This past Thursday evening, Hankinson Rehearsal Hall hosted an improvisational performance from the Creative Arts Orchestra. The orchestra consisted of SMTD students with a combination of violin, viola, trumpet, piano, melodica, voice and various percussion instruments.

The element of improvisation is what sets the Creative Arts Orchestra apart from other musical groups at SMTD. Improvisation involves a lack of musical guidance — no conductors, sheet music or organized practicing — in addition to the creative use of instruments, such as banging on stringed instruments or applying paper to piano strings for a crunch-like sound.

Each of the six musicians were free to play whatever they pleased, with no prior restrictions on what to play. That said, for some pieces there were certain “filters,” as SMTD professor Mark Kirschenmann called them, in place for the orchestra to fall in line with.

For one set, Kirschenmann informed the audience, “We will all play keyboard instruments, and we are all going to sing, other than that I have no idea what is going to happen.”

For another set, Weston Gilbert, the orchestra’s violinist, presented the orchestra with a brief sheet of music with certain chords and soloing sections for the individual musicians to follow. Outside of the framework of pitches for each musician to choose from, the rest of the set was all improvisational. In fact, I had a chance to take a look at the sheet of musical frameworks written by Gilbert. It was a sparse piece of music with only a few complex chords progressions. The final measure featured a single note for each musician to aim for as an end goal.

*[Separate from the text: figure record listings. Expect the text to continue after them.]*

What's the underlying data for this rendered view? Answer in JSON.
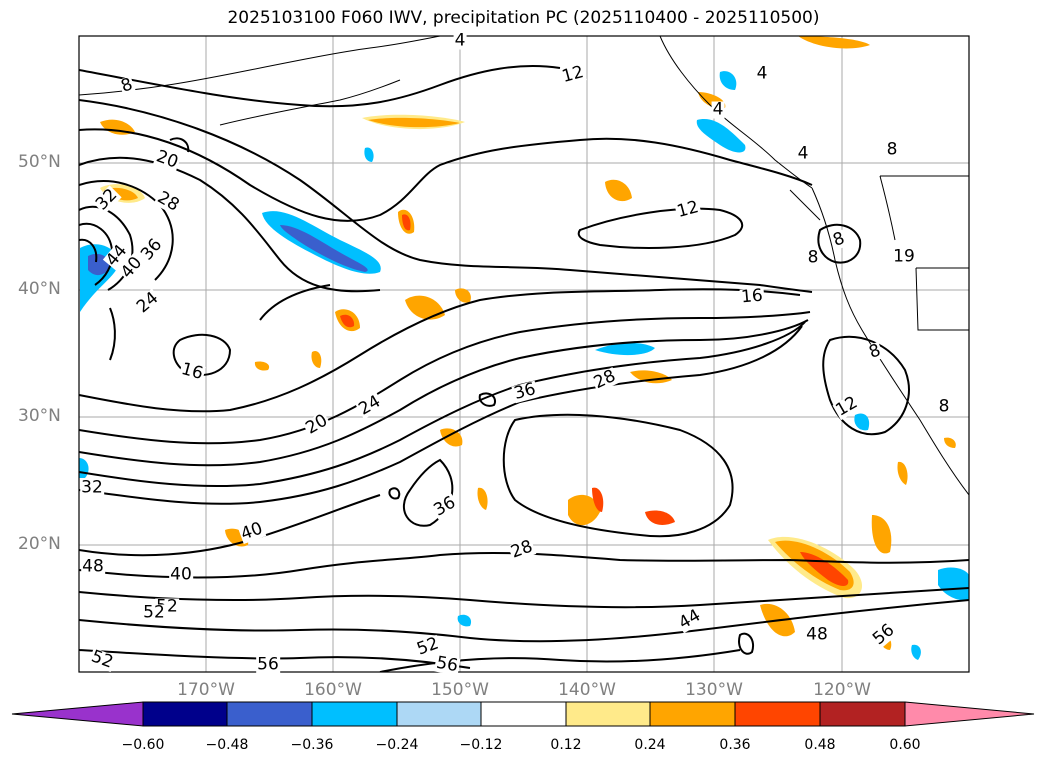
{
  "title": "2025103100 F060 IWV, precipitation PC (2025110400 - 2025110500)",
  "map": {
    "lat_labels": [
      "50°N",
      "40°N",
      "30°N",
      "20°N"
    ],
    "lon_labels": [
      "170°W",
      "160°W",
      "150°W",
      "140°W",
      "130°W",
      "120°W"
    ],
    "contour_labels": [
      "8",
      "12",
      "4",
      "4",
      "8",
      "4",
      "4",
      "20",
      "28",
      "32",
      "36",
      "44",
      "40",
      "24",
      "16",
      "12",
      "16",
      "8",
      "12",
      "8",
      "19",
      "8",
      "8",
      "20",
      "24",
      "36",
      "28",
      "36",
      "32",
      "40",
      "28",
      "48",
      "40",
      "52",
      "52",
      "52",
      "56",
      "52",
      "56",
      "44",
      "48",
      "56"
    ],
    "contour_line_color": "#000000",
    "grid": true
  },
  "colorbar": {
    "ticks": [
      "−0.60",
      "−0.48",
      "−0.36",
      "−0.24",
      "−0.12",
      "0.12",
      "0.24",
      "0.36",
      "0.48",
      "0.60"
    ],
    "colors": [
      "#9932cc",
      "#00008b",
      "#3a5fcd",
      "#00bfff",
      "#add8f5",
      "#ffffff",
      "#ffea8a",
      "#ffa500",
      "#ff4500",
      "#b22222",
      "#ff8aaa"
    ]
  }
}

Outside of the musical framework, I was curious as to how each musician decided what to play and what noises to make. After the show, I spoke with Maya Johnson, an SMTD composition Master’s student, who was on the viola for the group.

“I pay attention to what is or is not being done,” Johnson said when asked how she decided what to play. “If everyone is playing long notes, I tend to do the opposite.” It is this sense of opposites attracting that I believe made the show so interesting. “I also have my bag of tricks … I’m the only viola, so a low C is never a bad move.” Johnson took into account the unique properties of her own instrument and used these properties to add a new dimension to the improvisational work.

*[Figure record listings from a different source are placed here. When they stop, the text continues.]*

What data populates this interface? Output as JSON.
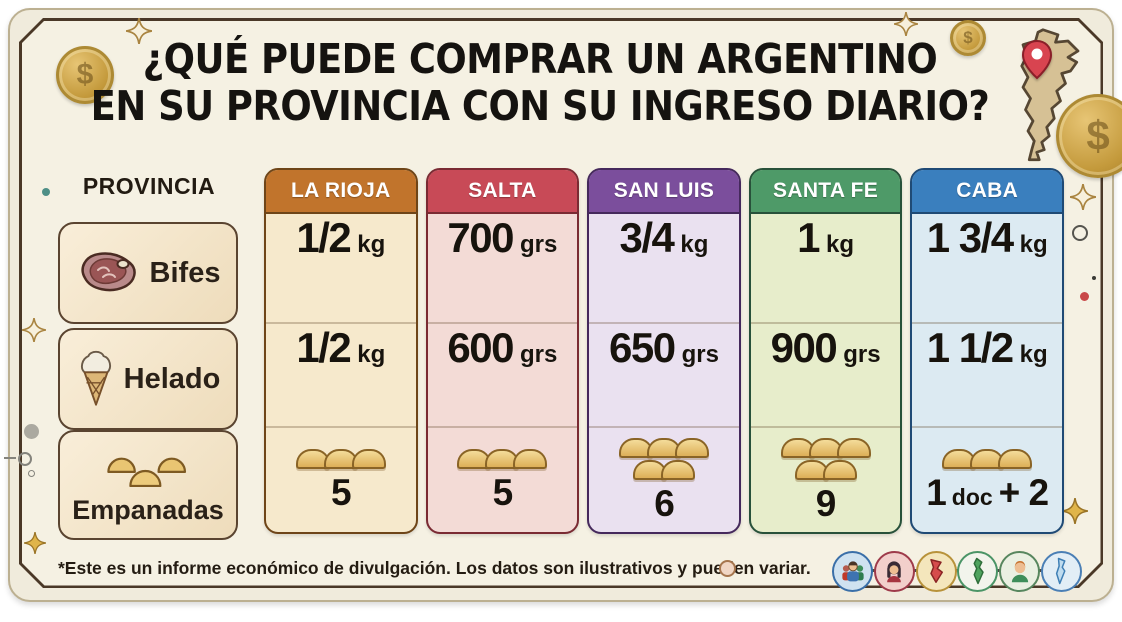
{
  "title": {
    "line1": "¿QUÉ PUEDE COMPRAR UN ARGENTINO",
    "line2": "EN SU PROVINCIA CON SU INGRESO DIARIO?"
  },
  "table": {
    "row_header_label": "PROVINCIA",
    "products": [
      {
        "label": "Bifes",
        "icon": "steak-icon"
      },
      {
        "label": "Helado",
        "icon": "ice-cream-icon"
      },
      {
        "label": "Empanadas",
        "icon": "empanadas-icon"
      }
    ],
    "columns": [
      {
        "name": "LA RIOJA",
        "header_color": "#C1742C",
        "body_color": "#F6E9CC",
        "border_color": "#6E4518",
        "cells": [
          {
            "value": "1/2",
            "unit": "kg"
          },
          {
            "value": "1/2",
            "unit": "kg"
          },
          {
            "icon_count": 3,
            "value": "5"
          }
        ]
      },
      {
        "name": "SALTA",
        "header_color": "#C84A57",
        "body_color": "#F3DBD6",
        "border_color": "#7A2B33",
        "cells": [
          {
            "value": "700",
            "unit": "grs"
          },
          {
            "value": "600",
            "unit": "grs"
          },
          {
            "icon_count": 3,
            "value": "5"
          }
        ]
      },
      {
        "name": "SAN LUIS",
        "header_color": "#7B4E9C",
        "body_color": "#EAE1F0",
        "border_color": "#45295C",
        "cells": [
          {
            "value": "3/4",
            "unit": "kg"
          },
          {
            "value": "650",
            "unit": "grs"
          },
          {
            "icon_count": 5,
            "value": "6"
          }
        ]
      },
      {
        "name": "SANTA FE",
        "header_color": "#4E9A68",
        "body_color": "#E7EDCB",
        "border_color": "#28513A",
        "cells": [
          {
            "value": "1",
            "unit": "kg"
          },
          {
            "value": "900",
            "unit": "grs"
          },
          {
            "icon_count": 5,
            "value": "9"
          }
        ]
      },
      {
        "name": "CABA",
        "header_color": "#3A7FBE",
        "body_color": "#DCEAF2",
        "border_color": "#1F4A75",
        "cells": [
          {
            "value": "1 3/4",
            "unit": "kg"
          },
          {
            "value": "1 1/2",
            "unit": "kg"
          },
          {
            "icon_count": 3,
            "value": "1",
            "unit": "doc",
            "suffix": "+ 2"
          }
        ]
      }
    ]
  },
  "footer": {
    "disclaimer": "*Este es un informe económico de divulgación. Los datos son ilustrativos y pueden variar."
  },
  "badges": [
    {
      "name": "people-group-icon",
      "ring": "#3A6FA8",
      "bg": "#CFE2F0"
    },
    {
      "name": "woman-icon",
      "ring": "#9E3A4A",
      "bg": "#F2CFCB"
    },
    {
      "name": "red-province-map-icon",
      "ring": "#B8923A",
      "bg": "#F4E6BC"
    },
    {
      "name": "green-province-map-icon",
      "ring": "#4A9466",
      "bg": "#F2F4EC"
    },
    {
      "name": "man-icon",
      "ring": "#57865E",
      "bg": "#EAF0E2"
    },
    {
      "name": "blue-country-map-icon",
      "ring": "#4A7FB5",
      "bg": "#E2EEF6"
    }
  ],
  "decor": {
    "coin_color": "#C49A3C",
    "sparkle_color": "#A98440",
    "map_fill": "#D6C195",
    "pin_color": "#D84450"
  },
  "chart_data": {
    "type": "table",
    "title": "¿QUÉ PUEDE COMPRAR UN ARGENTINO EN SU PROVINCIA CON SU INGRESO DIARIO?",
    "columns": [
      "PROVINCIA",
      "LA RIOJA",
      "SALTA",
      "SAN LUIS",
      "SANTA FE",
      "CABA"
    ],
    "rows": [
      [
        "Bifes",
        "1/2 kg",
        "700 grs",
        "3/4 kg",
        "1 kg",
        "1 3/4 kg"
      ],
      [
        "Helado",
        "1/2 kg",
        "600 grs",
        "650 grs",
        "900 grs",
        "1 1/2 kg"
      ],
      [
        "Empanadas",
        "5",
        "5",
        "6",
        "9",
        "1 doc + 2"
      ]
    ],
    "note": "*Este es un informe económico de divulgación. Los datos son ilustrativos y pueden variar."
  }
}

The improvisation involved little harmonization and few instances of synchronized sound. However, the few moments of resolve were welcomed, like an oasis in a sea of musical confusion. I found that I wanted to keep listening in hopes of hearing such a satisfying resolve or a discernable melody.

In terms of the sounds themselves, much of the improvisation actually had repeating tropes. Much of the concert sounded very “L.A. Noire” or like “The Twilight Zone,” an eerie and unsettling soundtrack for a winter night. With a muted trumpet and a ringing vibraphone, I felt as though I was supposed to be solving a mystery.

I felt unsettled, discontented with the music being played and what I was hearing, which is perhaps the purpose behind this improvisational method. The dissonance and discomfort builds to a point of relief, when the sounds finally assemble and come to a close.